Just thought I’d take the time to share some good news. I have managed to get Anthias running on a SSD booting Pi 5.
I’ll detail the steps as follows;
Buy your hardware - I’m using a 8GB Pi5 with a GeeekPi M.2 NVMe M-Key & POE+ HAT. I also use the GeekPi 1U rackmount for most of my installs (as they use 2 Pi’s normally so it’s very convenient!). I chose an Origin Storage 256GB 3D TLC M.2 2242 NVME SSD to use for storage.
You’ll need to boot your Pi from a SD Card initially and you’ll also need a USB>M.2 Adapter to flash the image typically (there are other methods, but that’s what I’ve used). With that SD card and SSD, write a 64-Bit Raspberry Pi OS to each.

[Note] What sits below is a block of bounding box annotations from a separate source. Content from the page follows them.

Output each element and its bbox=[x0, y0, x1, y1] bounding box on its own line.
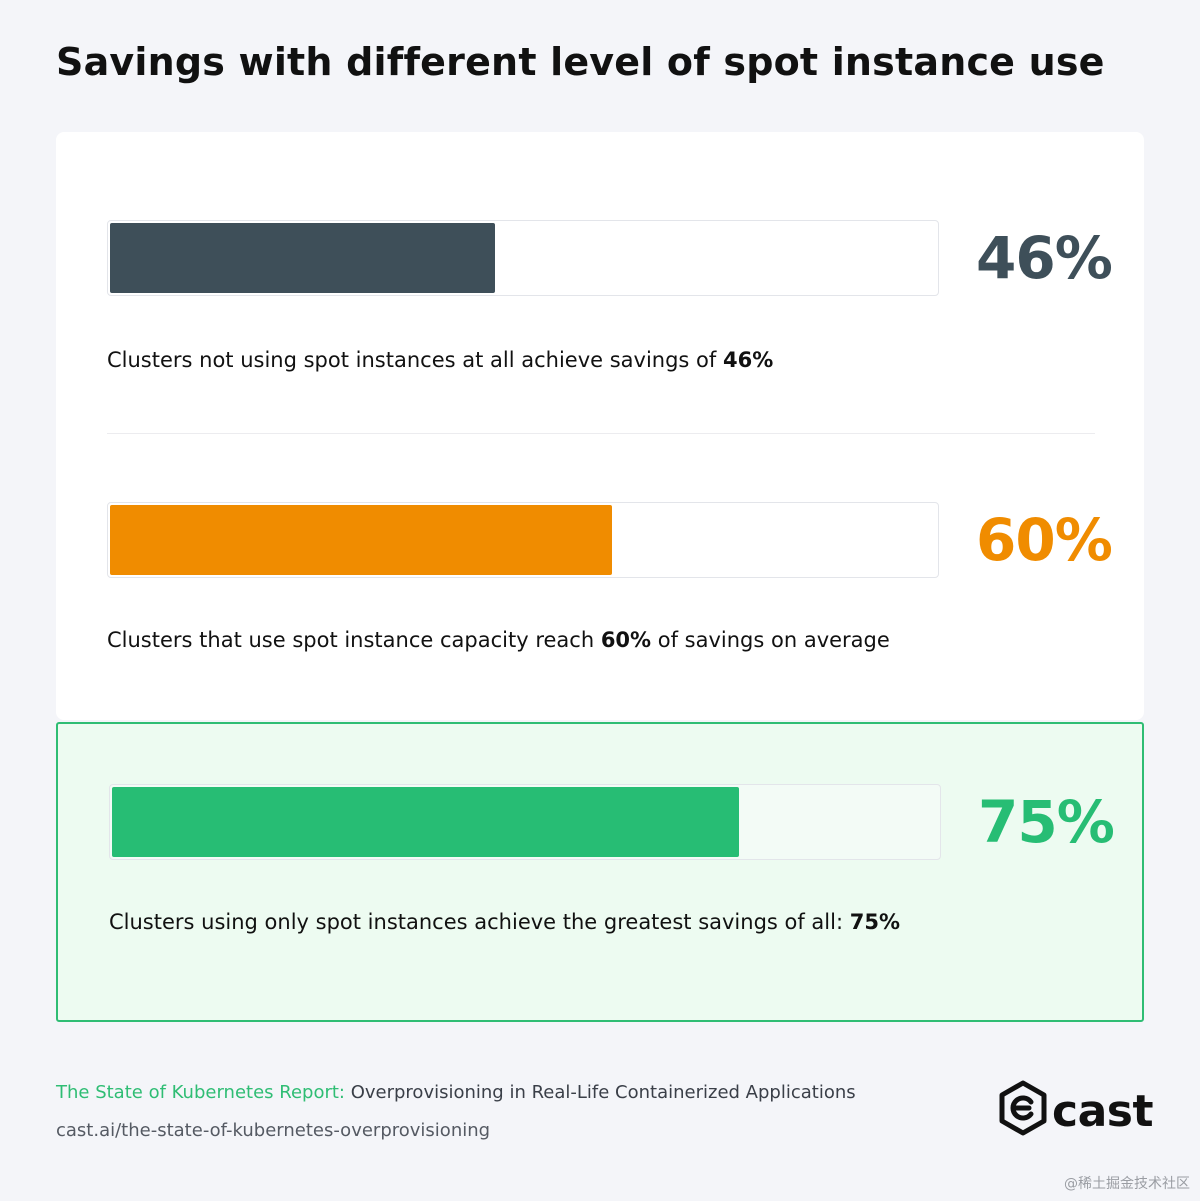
caption-value: 60% bbox=[600, 628, 652, 652]
bar-caption-1: Clusters not using spot instances at all… bbox=[107, 348, 773, 372]
bar-track-2 bbox=[107, 502, 939, 578]
bar-track-3 bbox=[109, 784, 941, 860]
report-title-rest: Overprovisioning in Real-Life Containeri… bbox=[344, 1082, 856, 1103]
bar-caption-3: Clusters using only spot instances achie… bbox=[109, 910, 900, 934]
bar-row-2: 60% Clusters that use spot instance capa… bbox=[56, 414, 1144, 664]
report-title-accent: The State of Kubernetes Report: bbox=[56, 1082, 345, 1103]
report-url[interactable]: cast.ai/the-state-of-kubernetes-overprov… bbox=[56, 1120, 491, 1141]
highlighted-chart-card: 75% Clusters using only spot instances a… bbox=[56, 722, 1144, 1022]
watermark: @稀土掘金技术社区 bbox=[1064, 1176, 1190, 1192]
bar-fill-1 bbox=[110, 223, 495, 293]
cast-logo-text: cast bbox=[1052, 1085, 1154, 1137]
bar-value-label-3: 75% bbox=[978, 788, 1115, 856]
caption-text: of savings on average bbox=[651, 628, 890, 652]
cast-logo-icon bbox=[998, 1080, 1048, 1142]
bar-fill-3 bbox=[112, 787, 739, 857]
caption-text: Clusters not using spot instances at all… bbox=[107, 348, 723, 372]
bar-track-1 bbox=[107, 220, 939, 296]
bar-row-3: 75% Clusters using only spot instances a… bbox=[58, 724, 1142, 974]
chart-card: 46% Clusters not using spot instances at… bbox=[56, 132, 1144, 720]
caption-text: Clusters that use spot instance capacity… bbox=[107, 628, 601, 652]
row-divider bbox=[107, 433, 1095, 434]
caption-value: 75% bbox=[849, 910, 900, 934]
bar-value-label-2: 60% bbox=[976, 506, 1113, 574]
page-title: Savings with different level of spot ins… bbox=[56, 40, 1105, 84]
report-source: The State of Kubernetes Report: Overprov… bbox=[56, 1082, 856, 1103]
bar-fill-2 bbox=[110, 505, 612, 575]
bar-row-1: 46% Clusters not using spot instances at… bbox=[56, 132, 1144, 382]
bar-value-label-1: 46% bbox=[976, 224, 1113, 292]
bar-caption-2: Clusters that use spot instance capacity… bbox=[107, 628, 890, 652]
cast-logo: cast bbox=[998, 1080, 1154, 1142]
caption-text: Clusters using only spot instances achie… bbox=[109, 910, 850, 934]
caption-value: 46% bbox=[722, 348, 774, 372]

Boot the Pi from the SD, and run the RPI EEPROM configurator: sudo rpi-eeprom-config -edit
Change the boot order to: BOOT_ORDER=0xf416
Add the line: PCIE_PROBE=1
Type: Ctrl-O to save the file
Type: Ctrl-X to exit the editor
Remove the SD card, and power cycle the Pi.

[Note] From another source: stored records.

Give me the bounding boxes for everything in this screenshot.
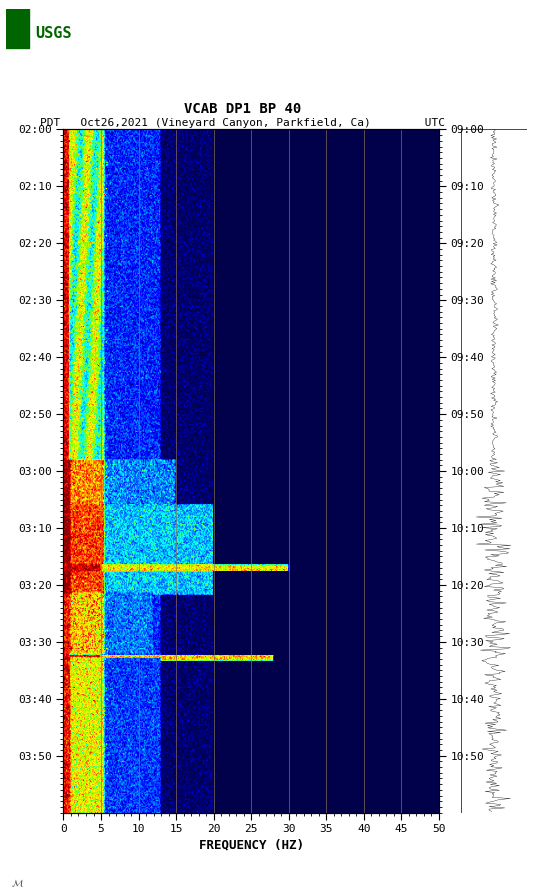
- Text: PDT   Oct26,2021 (Vineyard Canyon, Parkfield, Ca)        UTC: PDT Oct26,2021 (Vineyard Canyon, Parkfie…: [40, 118, 445, 129]
- X-axis label: FREQUENCY (HZ): FREQUENCY (HZ): [199, 839, 304, 852]
- Bar: [461, 129, 527, 813]
- Text: $\mathcal{M}$: $\mathcal{M}$: [11, 877, 24, 889]
- Bar: [6, 9, 29, 48]
- Text: VCAB DP1 BP 40: VCAB DP1 BP 40: [184, 102, 301, 116]
- Text: USGS: USGS: [35, 26, 72, 41]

Your SSD will now boot Pi OS, and you’ll probably want to do some housekeeping, enable SSH, update the OS using sudo apt update and sudo apt full-upgrade -y.
Now you can move to the next step of installing Anthias using the following guide;
I picked up at step 2.3 which is running this command; bash <(curl -sL https://install-anthias.srly.io)

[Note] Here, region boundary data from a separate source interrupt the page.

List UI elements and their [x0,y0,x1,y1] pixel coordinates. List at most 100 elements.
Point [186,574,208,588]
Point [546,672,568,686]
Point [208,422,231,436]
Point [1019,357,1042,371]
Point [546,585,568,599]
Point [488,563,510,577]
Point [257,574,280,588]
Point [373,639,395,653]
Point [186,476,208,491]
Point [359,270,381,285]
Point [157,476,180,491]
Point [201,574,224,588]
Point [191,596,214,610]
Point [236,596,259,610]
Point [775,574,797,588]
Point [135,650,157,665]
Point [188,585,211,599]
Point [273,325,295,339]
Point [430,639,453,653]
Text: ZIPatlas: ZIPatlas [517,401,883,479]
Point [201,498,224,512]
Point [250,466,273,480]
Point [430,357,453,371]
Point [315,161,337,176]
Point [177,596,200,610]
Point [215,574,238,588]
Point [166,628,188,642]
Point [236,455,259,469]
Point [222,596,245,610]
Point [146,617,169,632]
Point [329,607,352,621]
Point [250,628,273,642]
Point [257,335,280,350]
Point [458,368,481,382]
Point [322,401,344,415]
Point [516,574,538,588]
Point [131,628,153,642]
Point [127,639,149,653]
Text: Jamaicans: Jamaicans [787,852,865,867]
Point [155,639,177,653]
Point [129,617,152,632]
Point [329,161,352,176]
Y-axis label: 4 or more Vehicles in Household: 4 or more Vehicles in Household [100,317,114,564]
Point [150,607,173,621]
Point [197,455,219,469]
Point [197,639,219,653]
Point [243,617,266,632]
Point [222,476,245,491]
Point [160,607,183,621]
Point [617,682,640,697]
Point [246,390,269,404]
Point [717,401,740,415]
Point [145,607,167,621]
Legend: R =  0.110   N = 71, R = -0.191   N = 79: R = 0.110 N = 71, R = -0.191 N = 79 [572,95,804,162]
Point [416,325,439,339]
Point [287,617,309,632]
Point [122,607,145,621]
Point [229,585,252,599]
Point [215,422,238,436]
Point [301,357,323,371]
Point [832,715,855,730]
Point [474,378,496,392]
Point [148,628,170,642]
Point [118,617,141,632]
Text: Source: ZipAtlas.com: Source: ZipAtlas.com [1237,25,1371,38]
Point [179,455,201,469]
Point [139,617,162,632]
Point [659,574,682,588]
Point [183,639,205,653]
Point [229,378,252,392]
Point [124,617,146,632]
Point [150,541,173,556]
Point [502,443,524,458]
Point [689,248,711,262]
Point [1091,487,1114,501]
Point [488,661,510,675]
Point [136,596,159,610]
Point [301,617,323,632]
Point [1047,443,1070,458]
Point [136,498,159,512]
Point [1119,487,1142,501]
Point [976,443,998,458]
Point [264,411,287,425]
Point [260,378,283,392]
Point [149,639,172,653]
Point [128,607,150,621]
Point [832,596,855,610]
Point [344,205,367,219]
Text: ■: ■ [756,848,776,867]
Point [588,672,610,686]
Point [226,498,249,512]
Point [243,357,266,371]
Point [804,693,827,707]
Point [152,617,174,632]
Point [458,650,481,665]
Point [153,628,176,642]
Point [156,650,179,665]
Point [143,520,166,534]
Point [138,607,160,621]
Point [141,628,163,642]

We have previously had issues with SD card wear on these units, so hopefully SSD’s will be the answer for us as we run a lot of short videos and have them all stored locally.
@AlexisPHC, that’s a very interesting and gamechanging success story. I appreciate you sharing your thoughts/experiments in this forum.
We encourage open source contributions, so feel free to create a pull request (which includes documentation changes) in our Anthias repository if possible.
I’m unsure if balenaOS has any support for PCIe yet, but as bookworm seems to be quite happy as long as Anthias/Screenly keeps that support then the manual install process is very straightforward. I’ve even used this process to upgrade Pi’s at remote locations to use Anthias.
edit: Looks like later bootloaders should have pci-e boot support, I’m ordering another unit to test and will update when it arrives. I’ll also try installing the Anthias image also and see if BalenaOS can cope with the SSD now.
I would like to contribute my experience concerning this topic. I use Raspberry Pi 5 together with Pimoroni NVMe-Base and the longer PCIe-flex-cable as hat in combination with Kingston DC2000B solid-state-drive.
What advantages do I see in this combination? The chosen solid-state-drive includes hardware-based power-loss-protection, which seems to be very useful for system integrity in use cases without a controlled shutdown for which I accept the 2280-dimensions. This combination works very well in practice.
@markus, that’s a very good thought—highlighting “hardware-based power-loss-protection” and “system integrity”. I encourage you to create a pull request to document your experience. I’ll be happy to review them.
For our use we are fine with the cheapo SSD! Our units sit on UPS anyway and we are in industrial areas with reliable power! If you were doing something out and about then spending the extra might pay off in the long run. Of course, the hat we chose was sized for a 2242 SSD due to the PoE header.
Ok, quick update - bought a brand new Pi5 and all the other bits, and I was able to boot straight from the SSD without messing with any of the boot priorities or booting with a SD card at all. So it looks like later bootloaders are SSD compatible out of the box. All I did was flash the SSD with my USB dongle and then boot it and ran the manual install steps.
The way the SSD mounts means it’s a bit of a pain to get back out, so I’ll probably just order another Pi5 and SSD combo to test BalenaOS on the SSD next week. I need a bunch of Pi5’s anyway so this is no big deal thankfully.
And another update - I’ve tested it with BalenaOS and it appears to boot just fine also. As long as you’re running at least 2024-09-23 (1727096576) then your Pi5 will boot from NVMe by default. This can be pre-empted by a SD if you need to, but it will try the SSD third in the order.